Normally such a lack of experience is unsurprising. The department has gained a reputation as something of a ministerial backwater; a useful place to send problematic colleagues for some sobering time-out.

But these are not normal times.

As Brexit negotiations unfold, Defra will be central to establishing new, domestic policies for UK food and farming; sectors worth around £108bn to the economy and responsible for employing one in eight of the population.

In this context, Leadsom’s appointment seems, at best, a misguided attempt to make the architects of Brexit either live up to their promises or be seen to fail in the attempt.

At worst, May might actually think she is a good fit for the job. Leadsom’s one, water-tight credential – her commitment to opposing restraints on industry – certainly has its upsides for a Prime Minister in need of an alternative to the EU’s Common Agricultural Policy (CAP); a policy responsible for around 40 per cent the entire EU budget.

Why not leave such a daunting task in the hands of someone with an instinct for “abolishing” subsidies  thus freeing up money to spend elsewhere?

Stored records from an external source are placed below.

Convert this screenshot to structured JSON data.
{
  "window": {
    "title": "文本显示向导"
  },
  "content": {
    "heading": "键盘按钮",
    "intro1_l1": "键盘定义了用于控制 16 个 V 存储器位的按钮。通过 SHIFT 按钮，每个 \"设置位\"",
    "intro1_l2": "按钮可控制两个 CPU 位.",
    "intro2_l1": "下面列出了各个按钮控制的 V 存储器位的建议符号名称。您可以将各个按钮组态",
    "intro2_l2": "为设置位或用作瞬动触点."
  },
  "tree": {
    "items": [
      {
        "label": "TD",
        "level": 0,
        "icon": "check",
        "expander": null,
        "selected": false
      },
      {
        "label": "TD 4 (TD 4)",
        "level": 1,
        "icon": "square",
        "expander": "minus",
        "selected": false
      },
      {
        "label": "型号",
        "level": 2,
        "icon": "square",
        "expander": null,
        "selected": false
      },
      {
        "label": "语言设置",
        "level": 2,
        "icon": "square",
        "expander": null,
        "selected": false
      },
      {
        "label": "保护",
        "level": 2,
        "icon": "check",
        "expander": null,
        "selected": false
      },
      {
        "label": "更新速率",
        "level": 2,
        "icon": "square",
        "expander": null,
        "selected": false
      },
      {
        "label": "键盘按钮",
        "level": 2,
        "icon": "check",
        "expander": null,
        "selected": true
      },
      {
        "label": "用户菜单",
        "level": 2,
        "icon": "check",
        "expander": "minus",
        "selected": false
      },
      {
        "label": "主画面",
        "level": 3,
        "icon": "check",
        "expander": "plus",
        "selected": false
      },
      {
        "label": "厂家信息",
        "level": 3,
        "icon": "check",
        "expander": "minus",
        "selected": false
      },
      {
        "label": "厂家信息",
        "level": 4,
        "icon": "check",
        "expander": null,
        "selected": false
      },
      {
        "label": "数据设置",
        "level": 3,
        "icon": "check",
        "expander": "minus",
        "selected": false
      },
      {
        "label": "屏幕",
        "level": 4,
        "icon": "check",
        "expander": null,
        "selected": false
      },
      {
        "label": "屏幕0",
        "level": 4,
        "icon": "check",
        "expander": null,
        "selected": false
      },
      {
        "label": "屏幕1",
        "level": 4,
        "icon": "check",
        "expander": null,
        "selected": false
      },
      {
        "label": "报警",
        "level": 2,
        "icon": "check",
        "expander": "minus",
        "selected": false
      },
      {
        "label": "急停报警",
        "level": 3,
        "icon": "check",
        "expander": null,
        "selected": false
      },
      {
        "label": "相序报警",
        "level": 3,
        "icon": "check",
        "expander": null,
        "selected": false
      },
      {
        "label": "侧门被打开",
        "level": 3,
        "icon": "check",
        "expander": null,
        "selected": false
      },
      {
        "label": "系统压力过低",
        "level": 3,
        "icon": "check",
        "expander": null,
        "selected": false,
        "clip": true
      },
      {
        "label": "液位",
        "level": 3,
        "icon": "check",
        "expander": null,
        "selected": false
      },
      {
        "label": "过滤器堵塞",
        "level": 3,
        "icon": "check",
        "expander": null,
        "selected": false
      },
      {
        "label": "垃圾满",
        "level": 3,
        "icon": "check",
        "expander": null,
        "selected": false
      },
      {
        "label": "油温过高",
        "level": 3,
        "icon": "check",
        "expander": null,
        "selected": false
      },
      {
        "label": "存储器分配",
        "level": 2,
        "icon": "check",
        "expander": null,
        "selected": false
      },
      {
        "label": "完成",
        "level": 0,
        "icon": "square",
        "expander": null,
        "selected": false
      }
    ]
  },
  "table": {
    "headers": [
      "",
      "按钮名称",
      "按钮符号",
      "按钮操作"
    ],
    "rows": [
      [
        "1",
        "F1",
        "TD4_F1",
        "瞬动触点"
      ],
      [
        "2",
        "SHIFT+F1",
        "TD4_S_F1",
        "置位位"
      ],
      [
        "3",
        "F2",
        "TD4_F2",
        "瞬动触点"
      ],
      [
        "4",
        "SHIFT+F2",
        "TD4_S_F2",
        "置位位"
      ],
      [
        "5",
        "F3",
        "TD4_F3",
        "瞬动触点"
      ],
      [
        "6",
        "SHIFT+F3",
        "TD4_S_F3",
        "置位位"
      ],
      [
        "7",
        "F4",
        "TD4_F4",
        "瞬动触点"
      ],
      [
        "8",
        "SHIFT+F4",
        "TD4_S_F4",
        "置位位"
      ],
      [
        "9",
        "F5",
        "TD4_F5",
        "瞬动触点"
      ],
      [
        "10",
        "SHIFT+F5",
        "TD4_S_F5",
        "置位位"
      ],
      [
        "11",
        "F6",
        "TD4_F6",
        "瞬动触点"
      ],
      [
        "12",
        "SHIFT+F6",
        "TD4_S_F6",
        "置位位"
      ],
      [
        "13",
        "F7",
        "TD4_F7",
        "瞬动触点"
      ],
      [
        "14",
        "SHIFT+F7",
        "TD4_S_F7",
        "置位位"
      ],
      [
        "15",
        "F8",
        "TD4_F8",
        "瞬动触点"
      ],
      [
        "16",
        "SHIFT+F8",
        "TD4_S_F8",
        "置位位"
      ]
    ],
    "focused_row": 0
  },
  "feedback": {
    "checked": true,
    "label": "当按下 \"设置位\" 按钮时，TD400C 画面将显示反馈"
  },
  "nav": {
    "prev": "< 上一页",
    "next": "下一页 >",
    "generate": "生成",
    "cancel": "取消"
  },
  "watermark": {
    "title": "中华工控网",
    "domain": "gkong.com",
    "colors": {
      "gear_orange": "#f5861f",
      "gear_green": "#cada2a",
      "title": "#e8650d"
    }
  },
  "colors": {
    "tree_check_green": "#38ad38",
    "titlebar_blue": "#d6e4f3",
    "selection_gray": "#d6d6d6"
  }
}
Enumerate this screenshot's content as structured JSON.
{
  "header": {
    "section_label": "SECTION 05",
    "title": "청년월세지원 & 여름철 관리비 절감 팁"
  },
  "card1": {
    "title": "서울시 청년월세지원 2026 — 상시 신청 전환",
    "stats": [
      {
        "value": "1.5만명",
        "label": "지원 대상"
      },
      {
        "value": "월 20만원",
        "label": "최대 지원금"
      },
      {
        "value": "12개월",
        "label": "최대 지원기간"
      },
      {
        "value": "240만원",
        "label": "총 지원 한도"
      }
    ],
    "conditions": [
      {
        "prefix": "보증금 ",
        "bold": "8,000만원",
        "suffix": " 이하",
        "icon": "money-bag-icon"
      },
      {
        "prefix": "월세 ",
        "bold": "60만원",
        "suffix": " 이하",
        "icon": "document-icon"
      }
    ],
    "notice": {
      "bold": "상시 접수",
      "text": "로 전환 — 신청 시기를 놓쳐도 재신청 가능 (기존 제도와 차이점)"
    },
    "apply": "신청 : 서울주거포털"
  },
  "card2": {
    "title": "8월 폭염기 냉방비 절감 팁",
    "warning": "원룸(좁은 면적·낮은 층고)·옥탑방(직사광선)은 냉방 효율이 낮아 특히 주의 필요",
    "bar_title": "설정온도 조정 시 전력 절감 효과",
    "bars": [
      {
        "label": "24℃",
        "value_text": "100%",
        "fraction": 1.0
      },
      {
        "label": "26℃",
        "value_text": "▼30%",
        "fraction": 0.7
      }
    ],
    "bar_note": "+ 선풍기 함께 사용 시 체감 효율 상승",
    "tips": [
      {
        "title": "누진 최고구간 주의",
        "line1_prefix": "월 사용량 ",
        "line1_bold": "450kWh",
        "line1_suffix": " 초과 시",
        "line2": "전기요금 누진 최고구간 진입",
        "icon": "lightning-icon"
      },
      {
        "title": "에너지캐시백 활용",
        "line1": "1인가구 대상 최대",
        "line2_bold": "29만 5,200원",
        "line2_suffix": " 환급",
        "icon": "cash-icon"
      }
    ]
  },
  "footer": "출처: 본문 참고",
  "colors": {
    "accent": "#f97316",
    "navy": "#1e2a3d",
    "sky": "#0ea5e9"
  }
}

As with most things to do with the EU, CAP has some major cons and some equally compelling pros. Take the fact that 80 per cent of CAP aid is paid out to the richest 25 per cent of farmers (most of whom are either landed gentry or vast, industrialised, mega-farmers). But then offset this against the provision of vital lifelines for some of the UK’s most conscientious, local and insecure of food producers.

The NFU told the New Statesman that there are many issues in need of urgent attention; from an improved Basic Payment Scheme, to guarantees for agri-environment funding, and a commitment to the 25-year TB eradication strategy. But that they also hope, above all, “that Mrs Leadsom will champion British food and farming. Our industry has a great story to tell”.

The construction of a new domestic agricultural policy is a once-in-a-generation opportunity for Britain to truly decide where its priorities for food and environment lie, as well as to which kind of farmers (as well as which countries) it wants to delegate their delivery.

In the context of so much uncertainty and such great opportunity, Leadsom has a tough job ahead of her. And no amount of “speaking as a mother” will change that.

India Bourke is the New Statesman's editorial assistant.